OpenWRT allows rulesets to be installed which will mirror all traffic from devices on the network to another device running Suricata, in my case a Raspberry Pi version 4. OpenWRT also allows for other valuable network security solutions, such as network segmentation and the creation of separate VLANS, which is another step for further securing IoT devices. 

Suricata generates alerts based on the rulesets which are included by default with the system, and allows users to create their own rules which will generate alerts based on observed network activity. 

Suricata’s default settings generate a large volume of raw alerts and logs events. These log files quickly eat up space on a Raspberry Pi, and even a small LAN will generate gigabytes of logs within 48 hours, requiring additional configuration from my end. I did not want to add external hard drive space just to store old logs, so I created the following command to truncate logs at 5:00 AM every Sunday, and stored it as a cronjob, which are commands that are scheduled to run on a regular basis within a Linux environment:

0 5 * * 0 :> /var/log/suricata/eve.json

An easy way to quickly test Suricata is to generate traffic with a User Agent string resembling a botnet which has alerts based on the system’s rulesets, so I tested generating traffic via command line with a User Agent across devices on the network and the Suricata instance immediately displayed Level 1 Security Alerts for all of the devices which I had tested. 

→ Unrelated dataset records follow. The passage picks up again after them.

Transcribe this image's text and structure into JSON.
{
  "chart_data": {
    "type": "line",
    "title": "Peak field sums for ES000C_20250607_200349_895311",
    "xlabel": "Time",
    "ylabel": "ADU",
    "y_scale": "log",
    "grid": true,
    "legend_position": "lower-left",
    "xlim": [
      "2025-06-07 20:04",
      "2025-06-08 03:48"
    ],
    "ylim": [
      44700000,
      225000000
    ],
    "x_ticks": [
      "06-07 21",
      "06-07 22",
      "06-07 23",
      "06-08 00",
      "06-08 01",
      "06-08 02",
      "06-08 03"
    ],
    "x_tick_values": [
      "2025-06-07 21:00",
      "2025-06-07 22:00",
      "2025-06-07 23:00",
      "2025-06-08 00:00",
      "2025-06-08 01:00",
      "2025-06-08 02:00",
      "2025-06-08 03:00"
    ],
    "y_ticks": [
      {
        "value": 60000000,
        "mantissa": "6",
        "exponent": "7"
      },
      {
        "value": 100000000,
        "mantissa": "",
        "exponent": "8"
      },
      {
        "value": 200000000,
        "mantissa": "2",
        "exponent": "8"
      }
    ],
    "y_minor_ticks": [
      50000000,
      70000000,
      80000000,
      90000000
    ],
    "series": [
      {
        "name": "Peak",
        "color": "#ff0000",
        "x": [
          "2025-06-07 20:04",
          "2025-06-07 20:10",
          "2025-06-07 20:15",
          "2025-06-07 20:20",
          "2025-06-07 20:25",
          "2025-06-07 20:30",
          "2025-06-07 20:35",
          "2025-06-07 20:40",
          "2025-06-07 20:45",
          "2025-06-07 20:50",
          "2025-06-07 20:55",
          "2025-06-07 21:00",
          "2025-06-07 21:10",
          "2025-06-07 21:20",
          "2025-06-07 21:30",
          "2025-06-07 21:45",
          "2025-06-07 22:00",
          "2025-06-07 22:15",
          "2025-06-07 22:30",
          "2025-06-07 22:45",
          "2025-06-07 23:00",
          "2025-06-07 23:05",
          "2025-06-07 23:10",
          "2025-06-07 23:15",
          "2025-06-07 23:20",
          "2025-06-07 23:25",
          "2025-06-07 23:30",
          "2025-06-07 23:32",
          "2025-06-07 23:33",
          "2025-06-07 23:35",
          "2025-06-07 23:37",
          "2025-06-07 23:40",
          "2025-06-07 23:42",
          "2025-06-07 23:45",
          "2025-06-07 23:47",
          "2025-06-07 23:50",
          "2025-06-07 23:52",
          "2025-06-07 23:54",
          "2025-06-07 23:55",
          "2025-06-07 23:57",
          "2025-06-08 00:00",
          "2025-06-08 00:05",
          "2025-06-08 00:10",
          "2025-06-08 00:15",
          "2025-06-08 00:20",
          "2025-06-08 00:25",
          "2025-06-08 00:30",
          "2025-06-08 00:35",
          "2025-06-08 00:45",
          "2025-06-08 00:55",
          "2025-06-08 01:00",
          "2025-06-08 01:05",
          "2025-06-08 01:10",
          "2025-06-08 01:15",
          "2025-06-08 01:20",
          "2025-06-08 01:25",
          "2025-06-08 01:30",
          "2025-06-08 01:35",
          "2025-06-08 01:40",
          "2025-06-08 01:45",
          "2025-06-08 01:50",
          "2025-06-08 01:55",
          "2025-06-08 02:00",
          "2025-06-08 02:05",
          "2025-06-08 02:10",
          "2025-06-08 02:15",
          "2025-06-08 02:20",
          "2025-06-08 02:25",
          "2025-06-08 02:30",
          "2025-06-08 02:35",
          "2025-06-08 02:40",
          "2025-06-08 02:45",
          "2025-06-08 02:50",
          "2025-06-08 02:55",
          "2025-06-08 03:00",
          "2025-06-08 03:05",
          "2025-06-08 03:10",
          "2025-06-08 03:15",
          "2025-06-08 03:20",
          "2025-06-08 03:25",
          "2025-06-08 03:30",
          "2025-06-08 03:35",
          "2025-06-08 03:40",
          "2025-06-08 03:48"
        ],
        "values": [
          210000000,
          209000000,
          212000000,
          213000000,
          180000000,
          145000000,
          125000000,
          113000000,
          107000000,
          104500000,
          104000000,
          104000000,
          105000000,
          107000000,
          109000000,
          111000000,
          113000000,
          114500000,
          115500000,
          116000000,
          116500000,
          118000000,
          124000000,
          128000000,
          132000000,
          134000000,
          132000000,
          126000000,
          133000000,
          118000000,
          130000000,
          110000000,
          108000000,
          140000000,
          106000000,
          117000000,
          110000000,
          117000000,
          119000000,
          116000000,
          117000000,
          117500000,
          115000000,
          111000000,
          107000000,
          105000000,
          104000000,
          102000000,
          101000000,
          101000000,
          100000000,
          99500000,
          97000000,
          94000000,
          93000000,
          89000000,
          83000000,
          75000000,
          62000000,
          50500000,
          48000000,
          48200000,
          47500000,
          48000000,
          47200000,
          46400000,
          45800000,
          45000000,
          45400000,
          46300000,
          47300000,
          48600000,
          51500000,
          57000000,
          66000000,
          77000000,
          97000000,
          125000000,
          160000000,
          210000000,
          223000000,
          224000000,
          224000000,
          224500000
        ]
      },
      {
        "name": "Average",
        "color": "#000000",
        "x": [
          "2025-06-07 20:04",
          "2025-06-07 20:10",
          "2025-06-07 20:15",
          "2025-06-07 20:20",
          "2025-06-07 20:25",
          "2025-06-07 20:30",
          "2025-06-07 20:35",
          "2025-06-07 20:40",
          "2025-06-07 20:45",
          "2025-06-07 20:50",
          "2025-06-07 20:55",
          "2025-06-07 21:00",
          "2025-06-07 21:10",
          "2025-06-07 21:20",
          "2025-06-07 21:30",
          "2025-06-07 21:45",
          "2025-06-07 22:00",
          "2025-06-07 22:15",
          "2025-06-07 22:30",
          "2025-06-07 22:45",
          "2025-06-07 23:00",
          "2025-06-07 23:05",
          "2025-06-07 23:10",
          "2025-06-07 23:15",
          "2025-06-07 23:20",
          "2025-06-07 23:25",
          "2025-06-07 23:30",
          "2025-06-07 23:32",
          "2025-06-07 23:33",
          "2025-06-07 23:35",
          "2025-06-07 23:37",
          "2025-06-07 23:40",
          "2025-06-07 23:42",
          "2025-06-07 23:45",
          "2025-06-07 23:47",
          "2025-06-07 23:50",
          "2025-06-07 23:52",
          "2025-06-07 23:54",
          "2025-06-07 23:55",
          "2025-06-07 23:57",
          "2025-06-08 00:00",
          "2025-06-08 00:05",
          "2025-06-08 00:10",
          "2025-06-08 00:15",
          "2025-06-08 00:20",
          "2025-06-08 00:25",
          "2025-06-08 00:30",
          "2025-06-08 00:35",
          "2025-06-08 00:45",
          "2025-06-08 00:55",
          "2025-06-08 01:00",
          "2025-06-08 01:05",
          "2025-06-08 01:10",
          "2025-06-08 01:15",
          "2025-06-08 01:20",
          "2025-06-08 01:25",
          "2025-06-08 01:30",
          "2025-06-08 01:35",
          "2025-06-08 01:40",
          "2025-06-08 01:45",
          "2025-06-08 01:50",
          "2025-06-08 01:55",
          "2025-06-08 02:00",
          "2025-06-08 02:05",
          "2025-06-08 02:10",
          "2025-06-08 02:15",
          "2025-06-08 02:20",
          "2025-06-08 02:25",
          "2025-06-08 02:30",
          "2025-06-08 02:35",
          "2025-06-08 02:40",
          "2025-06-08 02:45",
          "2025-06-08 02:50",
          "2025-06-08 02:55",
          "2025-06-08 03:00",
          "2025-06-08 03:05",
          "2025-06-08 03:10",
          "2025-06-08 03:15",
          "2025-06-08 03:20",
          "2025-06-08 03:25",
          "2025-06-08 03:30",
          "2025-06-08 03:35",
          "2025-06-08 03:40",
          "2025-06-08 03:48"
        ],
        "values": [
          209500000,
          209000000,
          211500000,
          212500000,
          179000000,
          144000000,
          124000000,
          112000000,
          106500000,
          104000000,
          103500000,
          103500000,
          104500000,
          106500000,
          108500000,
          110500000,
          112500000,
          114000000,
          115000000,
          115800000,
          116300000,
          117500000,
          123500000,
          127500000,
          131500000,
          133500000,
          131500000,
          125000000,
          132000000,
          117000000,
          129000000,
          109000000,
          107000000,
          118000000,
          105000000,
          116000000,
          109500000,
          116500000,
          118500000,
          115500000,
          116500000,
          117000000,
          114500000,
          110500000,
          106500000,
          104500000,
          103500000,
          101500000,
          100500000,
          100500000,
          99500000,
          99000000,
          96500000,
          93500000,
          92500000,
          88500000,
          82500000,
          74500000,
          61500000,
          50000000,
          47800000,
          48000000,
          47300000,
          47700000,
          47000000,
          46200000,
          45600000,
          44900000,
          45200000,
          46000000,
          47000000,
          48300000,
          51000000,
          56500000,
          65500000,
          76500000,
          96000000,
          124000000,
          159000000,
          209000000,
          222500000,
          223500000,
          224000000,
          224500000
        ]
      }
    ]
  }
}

I also tested the Suricata instance by running the Tor browser on various devices, which should also generate alerts as a regular network would consider it suspicious network activity:

08/01/2025-00:55:56.004313  [**] [1:2522298:5619] ET TOR Known Tor Relay/Router (Not Exit) Node Traffic group 299 [**] [Classification: Misc Attack] [Priority: 2] {TCP} 

In order to review the logs, I wrote a Python script to have the security alert logs emailed to me every morning to a secondary email account, which then forwards the email to my main email. A separate cronjob uses the tail command in Linux to copy the latest 500 logs from the Suricata security alerts file into a separate file called daylogs.txt at 6:10 AM, which is then pasted into the email that is sent every morning:

10 6 * * * /usr/bin/tail -n 500 /var/log/suricata/fast.log | tee /var/log/suricata/daylogs.txt

There are other Linux solutions for mailing logs, such as Logwatch, but I decided that having a Python script execute as a cronjob would be the quickest solution for situational security awareness. 

Another method of assuring that Suricata is running properly (and providing additional situational awareness about the state of network security) is to have NMAP executed daily. A Raspberry Pi on my network uses a cronjob to execute a full NMAP scan and fingerprint the operating systems, open ports and services running on each network device:

30 2 * * * /usr/bin/nmap -sS -A -O 192.168.1.0/24

 A separate python script then emails the log file from the NMAP scan to my email to be read every morning. The aggressive scanning performed by NMAP will generate Level 1 security alerts in Suricata which will also be visible in the logs:

08/14/2025-05:42:02.824964  [**] [1:2024364:4] ET SCAN Possible Nmap User-Agent Observed [**] [Classification: Web Application Attack] [Priority: 1] {TCP}   

There are also a plethora of dashboards and platforms which can ingest all of the data that Suricata is generating and display the information as meaningful, ranging from simple to very elaborate solutions. While these are beyond the scope of this blog, they are definitely worth exploring depending on network size and security needs.

CONCLUSION

The market is awash in various cyber tools of various price and complexity, but getting your hands dirty with free solutions is a great introduction to cybersecurity practices. Raspberry Pis and open-source solutions can streamline the process of establishing vulnerability management, device inventory management, DNS security and network security monitoring across a local network while learning about how the network itself functions.